Lorsque la fosse serait comblée, un autre engin viendrait recouvrir les caisses d'une épaisse couche de terre, puis on creuserait plus loin une autre fosse, qui serait remplie à son tour.
- Voyez-vous, dit Graft en désignant la fosse, le fond du problème est que certaines choses nous échappent, et nous échapperont toujours parce que nous n'avons pas été créés pour les comprendre. Ce n'est pas un problème d'intelligence, nous savons faire bien d'autres choses, mais une incapacité originelle que nous ne pouvons contourner.
- Bien sur, monsieur, bien sur ; je le sais depuis longtemps, et nous en avons souvent discuté. Auriez vous donc oublié, même un instant, ce que nous sommes ?

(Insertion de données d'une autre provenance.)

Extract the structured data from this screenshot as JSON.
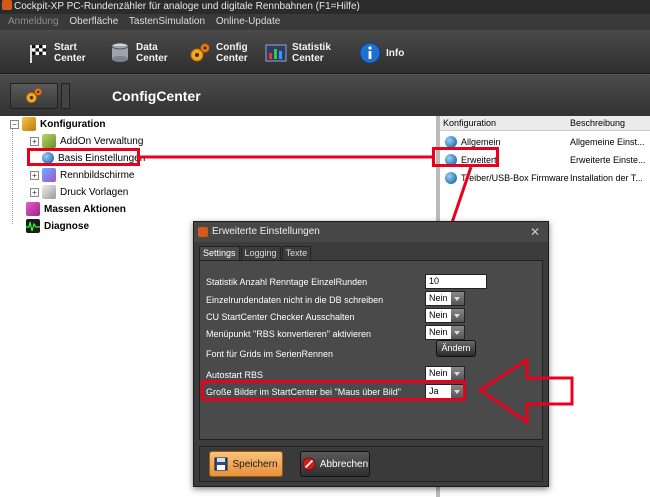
{
  "window": {
    "title": "Cockpit-XP PC-Rundenzähler für analoge und digitale Rennbahnen (F1=Hilfe)"
  },
  "menu": {
    "items": [
      {
        "label": "Anmeldung",
        "disabled": true
      },
      {
        "label": "Oberfläche",
        "disabled": false
      },
      {
        "label": "TastenSimulation",
        "disabled": false
      },
      {
        "label": "Online-Update",
        "disabled": false
      }
    ]
  },
  "toolbar": {
    "start": {
      "line1": "Start",
      "line2": "Center"
    },
    "data": {
      "line1": "Data",
      "line2": "Center"
    },
    "config": {
      "line1": "Config",
      "line2": "Center"
    },
    "statistik": {
      "line1": "Statistik",
      "line2": "Center"
    },
    "info": {
      "label": "Info"
    }
  },
  "subheader": {
    "title": "ConfigCenter"
  },
  "tree": {
    "root": "Konfiguration",
    "children": [
      "AddOn Verwaltung",
      "Basis Einstellungen",
      "Rennbildschirme",
      "Druck Vorlagen"
    ],
    "massen": "Massen Aktionen",
    "diagnose": "Diagnose"
  },
  "rlist": {
    "headers": [
      "Konfiguration",
      "Beschreibung"
    ],
    "rows": [
      {
        "name": "Allgemein",
        "desc": "Allgemeine Einst..."
      },
      {
        "name": "Erweitert",
        "desc": "Erweiterte Einste..."
      },
      {
        "name": "Treiber/USB-Box Firmware",
        "desc": "Installation der T..."
      }
    ]
  },
  "dialog": {
    "title": "Erweiterte Einstellungen",
    "close": "✕",
    "tabs": [
      "Settings",
      "Logging",
      "Texte"
    ],
    "fields": {
      "statistik_label": "Statistik Anzahl Renntage EinzelRunden",
      "statistik_value": "10",
      "einzel_label": "Einzelrundendaten nicht in die DB schreiben",
      "einzel_value": "Nein",
      "cu_label": "CU StartCenter Checker Ausschalten",
      "cu_value": "Nein",
      "menu_label": "Menüpunkt \"RBS konvertieren\" aktivieren",
      "menu_value": "Nein",
      "font_label": "Font für Grids im SerienRennen",
      "font_button": "Ändern",
      "autostart_label": "Autostart RBS",
      "autostart_value": "Nein",
      "bilder_label": "Große Bilder im StartCenter bei \"Maus über Bild\"",
      "bilder_value": "Ja"
    },
    "buttons": {
      "save": "Speichern",
      "cancel": "Abbrechen"
    }
  },
  "colors": {
    "annotation_red": "#e8001c",
    "save_orange": "#e8903a"
  }
}
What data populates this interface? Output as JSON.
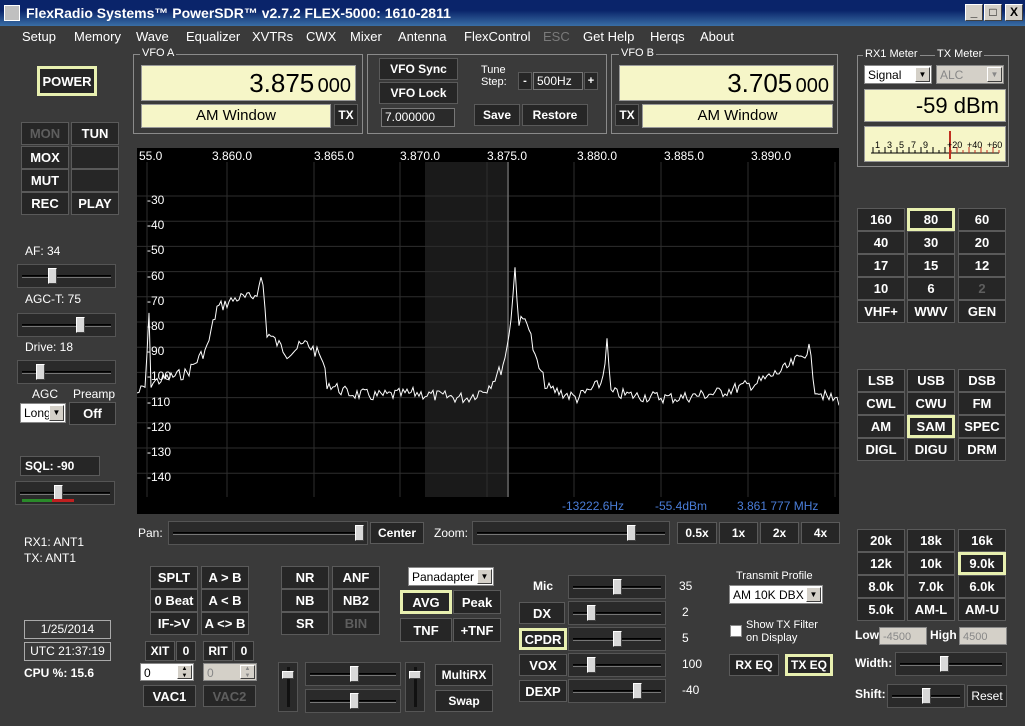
{
  "window": {
    "title": "FlexRadio Systems™  PowerSDR™  v2.7.2   FLEX-5000: 1610-2811",
    "min": "_",
    "max": "□",
    "close": "X"
  },
  "menu": [
    "Setup",
    "Memory",
    "Wave",
    "Equalizer",
    "XVTRs",
    "CWX",
    "Mixer",
    "Antenna",
    "FlexControl",
    "ESC",
    "Get Help",
    "Herqs",
    "About"
  ],
  "power_label": "POWER",
  "left_buttons": {
    "mon": "MON",
    "tun": "TUN",
    "mox": "MOX",
    "mut": "MUT",
    "rec": "REC",
    "play": "PLAY"
  },
  "af": {
    "label": "AF:  34",
    "value": 34
  },
  "agct": {
    "label": "AGC-T:  75",
    "value": 75
  },
  "drive": {
    "label": "Drive:  18",
    "value": 18
  },
  "agc": {
    "label": "AGC",
    "value": "Long",
    "preamp_label": "Preamp",
    "preamp_value": "Off"
  },
  "sql": {
    "label": "SQL:  -90",
    "value": -90
  },
  "antennas": {
    "rx1": "RX1: ANT1",
    "tx": "TX: ANT1"
  },
  "date": "1/25/2014",
  "utc": "UTC 21:37:19",
  "cpu": "CPU %: 15.6",
  "vfo_a": {
    "label": "VFO A",
    "freq": "3.875",
    "freq_small": "000",
    "mode": "AM Window",
    "tx": "TX"
  },
  "vfo_center": {
    "sync": "VFO Sync",
    "lock": "VFO Lock",
    "tune_step_label": "Tune Step:",
    "minus": "-",
    "step": "500Hz",
    "plus": "+",
    "memory_value": "7.000000",
    "save": "Save",
    "restore": "Restore"
  },
  "vfo_b": {
    "label": "VFO B",
    "freq": "3.705",
    "freq_small": "000",
    "mode": "AM Window",
    "tx": "TX"
  },
  "meters": {
    "rx1_label": "RX1 Meter",
    "tx_label": "TX Meter",
    "rx1_value": "Signal",
    "tx_value": "ALC",
    "reading": "-59 dBm",
    "scale": [
      "1",
      "3",
      "5",
      "7",
      "9",
      "+20",
      "+40",
      "+60"
    ]
  },
  "spectrum": {
    "freq_labels": [
      "55.0",
      "3.860.0",
      "3.865.0",
      "3.870.0",
      "3.875.0",
      "3.880.0",
      "3.885.0",
      "3.890.0"
    ],
    "db_labels": [
      "-30",
      "-40",
      "-50",
      "-60",
      "-70",
      "-80",
      "-90",
      "-100",
      "-110",
      "-120",
      "-130",
      "-140"
    ],
    "info_hz": "-13222.6Hz",
    "info_dbm": "-55.4dBm",
    "info_mhz": "3.861 777 MHz"
  },
  "pan": {
    "label": "Pan:",
    "center": "Center",
    "zoom_label": "Zoom:",
    "z05": "0.5x",
    "z1": "1x",
    "z2": "2x",
    "z4": "4x"
  },
  "bands": [
    [
      "160",
      "80",
      "60"
    ],
    [
      "40",
      "30",
      "20"
    ],
    [
      "17",
      "15",
      "12"
    ],
    [
      "10",
      "6",
      "2"
    ],
    [
      "VHF+",
      "WWV",
      "GEN"
    ]
  ],
  "modes": [
    [
      "LSB",
      "USB",
      "DSB"
    ],
    [
      "CWL",
      "CWU",
      "FM"
    ],
    [
      "AM",
      "SAM",
      "SPEC"
    ],
    [
      "DIGL",
      "DIGU",
      "DRM"
    ]
  ],
  "filters": [
    [
      "20k",
      "18k",
      "16k"
    ],
    [
      "12k",
      "10k",
      "9.0k"
    ],
    [
      "8.0k",
      "7.0k",
      "6.0k"
    ],
    [
      "5.0k",
      "AM-L",
      "AM-U"
    ]
  ],
  "filter_ctrl": {
    "low_label": "Low",
    "low": "-4500",
    "high_label": "High",
    "high": "4500",
    "width_label": "Width:",
    "shift_label": "Shift:",
    "reset": "Reset"
  },
  "dsp": {
    "splt": "SPLT",
    "a_b": "A > B",
    "zero_beat": "0 Beat",
    "a_lt_b": "A < B",
    "if_v": "IF->V",
    "a_swap": "A <> B",
    "nr": "NR",
    "anf": "ANF",
    "nb": "NB",
    "nb2": "NB2",
    "sr": "SR",
    "bin": "BIN",
    "display_mode": "Panadapter",
    "avg": "AVG",
    "peak": "Peak",
    "tnf": "TNF",
    "plus_tnf": "+TNF"
  },
  "xit_rit": {
    "xit": "XIT",
    "xit_on": "0",
    "rit": "RIT",
    "rit_on": "0",
    "xit_val": "0",
    "rit_val": "0",
    "vac1": "VAC1",
    "vac2": "VAC2",
    "multirx": "MultiRX",
    "swap": "Swap"
  },
  "tx_ctrl": {
    "mic": "Mic",
    "mic_val": "35",
    "dx": "DX",
    "dx_val": "2",
    "cpdr": "CPDR",
    "cpdr_val": "5",
    "vox": "VOX",
    "vox_val": "100",
    "dexp": "DEXP",
    "dexp_val": "-40"
  },
  "profile": {
    "label": "Transmit Profile",
    "value": "AM 10K DBX",
    "show_filter": "Show TX Filter",
    "on_display": "on Display",
    "rx_eq": "RX EQ",
    "tx_eq": "TX EQ"
  },
  "colors": {
    "lcd": "#f6f6c8",
    "highlight": "#e8f0b0",
    "bg": "#3a3a3a",
    "info": "#4a7dd8"
  }
}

Graft porta la main a son dos avec une grimace, et murmura avec un geste d'impuissance :
- Ne vous moquez pas de moi, Jova. Je sais bien que nous ne sommes que des robots.

*
* *
Jova rentra rapidement chez lui, car il devait se préparer à la cérémonie du lendemain - la fête annuelle de la Création - que célébrait avec ferveur leur communauté. L'usage voulait que l'on s'y présente sous son meilleur aspect, non seulement en lustrant son enveloppe extérieure jusqu'à faire disparaître la moindre trace d'oxydation, mais encore en se démontant mutuellement afin de dépoussiérer tous les circuits et de lubrifier chacune des articulations.
Pour sa part, le chirurgien était parmi les citoyens les mieux conservés, pour l'excellente raison que son métier lui permettait d'avoir accès aux pièces les plus rares, récupérées lors des dépeçages de cadavres, et de les utiliser à son profit. Pour éliminer tout scrupule, il était entendu avec sa conscience qu'il était indispensable de procéder ainsi, puisque sa bonne santé était la condition princeps de la réussite de ses interventions, et le gage de la perfection de ses techniques opératoires.
Il se surprenait parfois avec désagrément à guetter la défaillance de l'un de ses patients, lorsque celui ci possédait un organe de remplacement en bon état dont il avait besoin ; mais on ne peut être maître de toutes ses pensées.
- Pourriez vous me démonter, s'il vous plaît ? demanda t'il a son assistant en s'étendant sur la table d'opération.
Bien qu'il eut subi des centaines de fois cette révision programmée, auquel tout le monde était formé, il lui était toujours désagréable d'être privé momentanément de ses membres ou de ses organes. Mais la complexité de leurs systèmes mécaniques et électroniques ne permettait pas réaliser soi même le découplage et la remise en place des différents éléments qui composaient leurs corps.
Son collaborateur s'acquitta de cette tache avec compétence, lui tendant parfois un de ses organes pour lui faire remarquer une petite imperfection ; mais dans l'ensemble, tout allait aussi bien que possible.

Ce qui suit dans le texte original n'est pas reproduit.